Posted: May 7, 2012

THE MOST BORING STATE IN THE WORLD

By Celia Cohen
Grapevine Political Writer

It took a fake newsman to set the record straight.

Ed Asner himself, famous as the editor known as Lou Grant on a couple of television shows, was the surprise guest star Saturday evening in Wilmington at the annual political roast known as the First State Gridiron Dinner & Show.

Asner was here because he is friends with Sharon Baker, who runs the Teleduction video company and moonlights as a Gridiron cast member.

Asner did a riff on his old character, except this was Lou Grant channeling Clint Eastwood with get-off-my-lawn ire.

Asner pretty much told Delaware to grow up and get a real scandal. This is not exactly a place where a governor would try to sell a Senate seat, the way the governor of Illinois did. Asner was particularly aggrieved about the tarring and feathering of the state Transportation Department -- "I think that's such a cute name, DelDOT" -- over its embarrassing cache of uncashed checks.

"No one, not a single person, was accused of ever taking one penny of this mismanaged money. If this was New Jersey . . . " Grant/Asner said.

"A lot of what you call corruption is good old human incompetence," he said.

Anybody got  a problem with that? "Well, you can kiss my California tanned ass."

With everything put in proper perspective, the show could go on. So the Gridiron players sang in the opening number to the tune of "One Day More" from "Les Miserables":

Here's a little tip

That you oughtta know

Some of you are going down

In this year's show

There was the usual fare, like the bite-the-hand-that-feeds-you acknowledgement of the evening's sponsors -- DuPont: We sponsor Gridiron just so you know we're still here -- and a mischievous video in which two rollerbladers doing a sexy dance to "Can't Get Enough of Your Love, Babe" were mocked up with the faces of Tony DeLuca, the state Senate's president pro tem, and Karen Peterson, the senator who tried to get him ousted.

It was all taken in by 470 people at the Chase Center on the Riverfront, the largest crowd ever, but still not large enough to include John Atkins, the state representative from Millsboro.

This was a shame. Anybody familiar with Gridiron could predict it would be all over Atkins' good-ole-boy escapades like a chaperon on the Secret Service, and sure enough, along came new lyrics to the old rock-and-roll anthem by The Doors:

I told you that it was untrue

And yet some thought I was a liar

So I have to say to you

I promise I did not conspire

 

I swear I didn't light that tire

I swear I didn't light that tire

I only saw a small brush fire

Alas, Atkins was at home in Sussex County so he could plant watermelon for the produce stand he owns. "I'm a good sport. I'm sorry I missed it," he said later.
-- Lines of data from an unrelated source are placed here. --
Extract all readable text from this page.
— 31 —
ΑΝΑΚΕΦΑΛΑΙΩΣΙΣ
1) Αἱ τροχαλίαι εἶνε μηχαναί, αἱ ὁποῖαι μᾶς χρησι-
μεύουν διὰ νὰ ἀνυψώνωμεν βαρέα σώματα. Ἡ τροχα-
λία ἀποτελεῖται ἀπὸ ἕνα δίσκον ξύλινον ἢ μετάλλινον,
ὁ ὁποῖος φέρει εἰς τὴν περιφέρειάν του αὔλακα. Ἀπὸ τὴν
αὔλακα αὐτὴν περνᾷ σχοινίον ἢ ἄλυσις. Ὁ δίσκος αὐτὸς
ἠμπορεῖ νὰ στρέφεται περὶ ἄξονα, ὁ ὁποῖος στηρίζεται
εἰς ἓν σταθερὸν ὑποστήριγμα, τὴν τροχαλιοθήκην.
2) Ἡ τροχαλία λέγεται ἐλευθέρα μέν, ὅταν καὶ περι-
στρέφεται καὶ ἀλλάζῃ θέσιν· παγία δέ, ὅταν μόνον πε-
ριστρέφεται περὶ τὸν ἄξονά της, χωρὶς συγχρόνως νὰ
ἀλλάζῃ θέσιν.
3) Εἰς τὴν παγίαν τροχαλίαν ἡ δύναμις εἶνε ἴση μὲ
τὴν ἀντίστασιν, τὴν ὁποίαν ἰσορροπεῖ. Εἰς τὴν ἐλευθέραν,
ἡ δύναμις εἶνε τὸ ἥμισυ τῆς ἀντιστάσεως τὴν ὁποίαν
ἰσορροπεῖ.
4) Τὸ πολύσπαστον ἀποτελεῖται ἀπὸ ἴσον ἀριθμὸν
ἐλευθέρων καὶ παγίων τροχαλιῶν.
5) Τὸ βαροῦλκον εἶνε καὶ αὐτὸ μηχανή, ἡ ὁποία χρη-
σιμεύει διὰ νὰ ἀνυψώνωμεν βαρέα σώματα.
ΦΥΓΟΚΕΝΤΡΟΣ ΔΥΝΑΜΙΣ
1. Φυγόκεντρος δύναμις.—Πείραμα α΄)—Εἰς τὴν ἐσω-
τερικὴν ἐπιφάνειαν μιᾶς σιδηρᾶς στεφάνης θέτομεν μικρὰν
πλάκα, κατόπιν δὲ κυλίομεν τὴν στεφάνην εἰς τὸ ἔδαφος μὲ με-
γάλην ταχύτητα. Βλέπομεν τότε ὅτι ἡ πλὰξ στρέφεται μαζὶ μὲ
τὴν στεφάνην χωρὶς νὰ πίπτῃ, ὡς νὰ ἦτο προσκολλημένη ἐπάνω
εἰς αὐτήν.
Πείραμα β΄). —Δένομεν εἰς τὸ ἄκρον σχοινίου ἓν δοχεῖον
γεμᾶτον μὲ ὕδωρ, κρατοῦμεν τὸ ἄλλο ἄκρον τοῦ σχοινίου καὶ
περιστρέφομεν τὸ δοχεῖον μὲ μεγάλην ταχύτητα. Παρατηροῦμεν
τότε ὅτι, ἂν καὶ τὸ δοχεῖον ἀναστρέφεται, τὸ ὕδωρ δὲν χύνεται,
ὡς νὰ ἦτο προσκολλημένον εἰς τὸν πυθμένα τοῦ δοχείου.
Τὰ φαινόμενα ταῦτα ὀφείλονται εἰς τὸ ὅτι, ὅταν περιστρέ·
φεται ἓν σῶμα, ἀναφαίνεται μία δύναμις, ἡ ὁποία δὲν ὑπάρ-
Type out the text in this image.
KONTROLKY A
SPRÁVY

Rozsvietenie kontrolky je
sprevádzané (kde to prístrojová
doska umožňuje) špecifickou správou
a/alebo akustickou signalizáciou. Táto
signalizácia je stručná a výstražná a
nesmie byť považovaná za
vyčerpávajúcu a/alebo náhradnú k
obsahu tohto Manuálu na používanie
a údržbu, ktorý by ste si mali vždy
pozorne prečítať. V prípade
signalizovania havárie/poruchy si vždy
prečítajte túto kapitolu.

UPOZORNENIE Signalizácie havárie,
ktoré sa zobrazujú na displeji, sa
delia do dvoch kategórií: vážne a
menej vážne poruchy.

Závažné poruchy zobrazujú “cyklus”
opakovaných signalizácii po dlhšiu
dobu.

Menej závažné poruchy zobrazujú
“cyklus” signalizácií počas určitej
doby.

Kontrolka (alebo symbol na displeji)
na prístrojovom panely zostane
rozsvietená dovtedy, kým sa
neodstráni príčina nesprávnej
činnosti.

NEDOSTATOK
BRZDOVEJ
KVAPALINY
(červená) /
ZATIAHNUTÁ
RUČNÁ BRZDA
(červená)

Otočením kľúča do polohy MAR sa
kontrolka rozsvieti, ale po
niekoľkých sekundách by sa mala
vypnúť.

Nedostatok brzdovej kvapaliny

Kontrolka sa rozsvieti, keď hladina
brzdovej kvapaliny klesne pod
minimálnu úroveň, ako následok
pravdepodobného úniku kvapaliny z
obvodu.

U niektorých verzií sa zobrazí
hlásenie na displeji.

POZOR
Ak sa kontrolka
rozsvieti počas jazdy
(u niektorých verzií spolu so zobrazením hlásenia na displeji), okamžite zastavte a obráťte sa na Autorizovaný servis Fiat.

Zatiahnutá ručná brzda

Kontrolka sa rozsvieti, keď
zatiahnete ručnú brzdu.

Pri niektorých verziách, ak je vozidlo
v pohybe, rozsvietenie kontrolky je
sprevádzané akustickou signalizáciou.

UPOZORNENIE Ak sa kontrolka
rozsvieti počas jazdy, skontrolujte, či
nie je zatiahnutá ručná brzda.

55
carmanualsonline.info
Gridiron also took note of Tom Carper, the state's senior elected official as the  treasurer-turned-congressman-turned-governor-turned-senator. Actually, he got into the spirit of the evening and helped to spoof himself.

After his national role trying to deal with the crisis in the post office, Carper appeared in a video as a letter carrier. He delivered a case of Dogfish Head ale, some bottles suspiciously missing, to Mike Castle, only to be chased by a bulldog named Newt. Then Carper took a letter addressed "To My Sweetheart" to Martha, his wife, and charged into the house like a mailman on Viagra.

The only thing that could have been funnier was if it was not Martha inside, but Ruth Ann Minner.

Carper also took some ribbing in a video done jointly by Matt Denn, the lieutenant governor, and Beau Biden, the attorney general, offering remedies to people who were bored by Gridiron.

One way to pass the time would be to play a drinking game, imbibing at every mention of "Fisker" or "DelDot," or there was also another way.

"Pretend to watch the show while you're really thinking about how Tom Carper was the best governor the state ever had. Trust us, that's what he's doing now."

It would not be the Gridiron without a new takeoff of "Don't Cry For Me Argentina" from "Evita," the signature song of Lynda Maloney, the former first lady of Wilmington and the forever first lady of Gridiron. No surprise what the target was.

Please don't let it happen

You'll hear loud sobs

If you leave, then so will those jobs

I don't think there's more that Delaware can do

So much bad Karma

And a battery of problems to crack

I've only one question for you

What the hell is a "clawback"?

 

Don't cry for me -- Fisker

You have us dangling by a whisker

We're getting nervous, it isn't funny

But if you pull that plug

Send back our money

 

Have I said enough

I sure hope that it's a fight we'll win

Can you make a miracle

Secretary Alan Levin?

Gridiron also always has something to say about the governor, and so there was a video based on the beer commercial from Dos Equis about the most interesting man in the world. With a twist, it was all about Jack Markell.

"In his down time, he can be overheard saying, 'Ping pong, anyone?' . . . Next to him, Mike Castle seems animated . . . Jack Markell, the least interesting man in the world . . . Stay boring, my friends."

No wonder Markell was elected governor. This is the place Ed Asner found to be the most boring state in the world.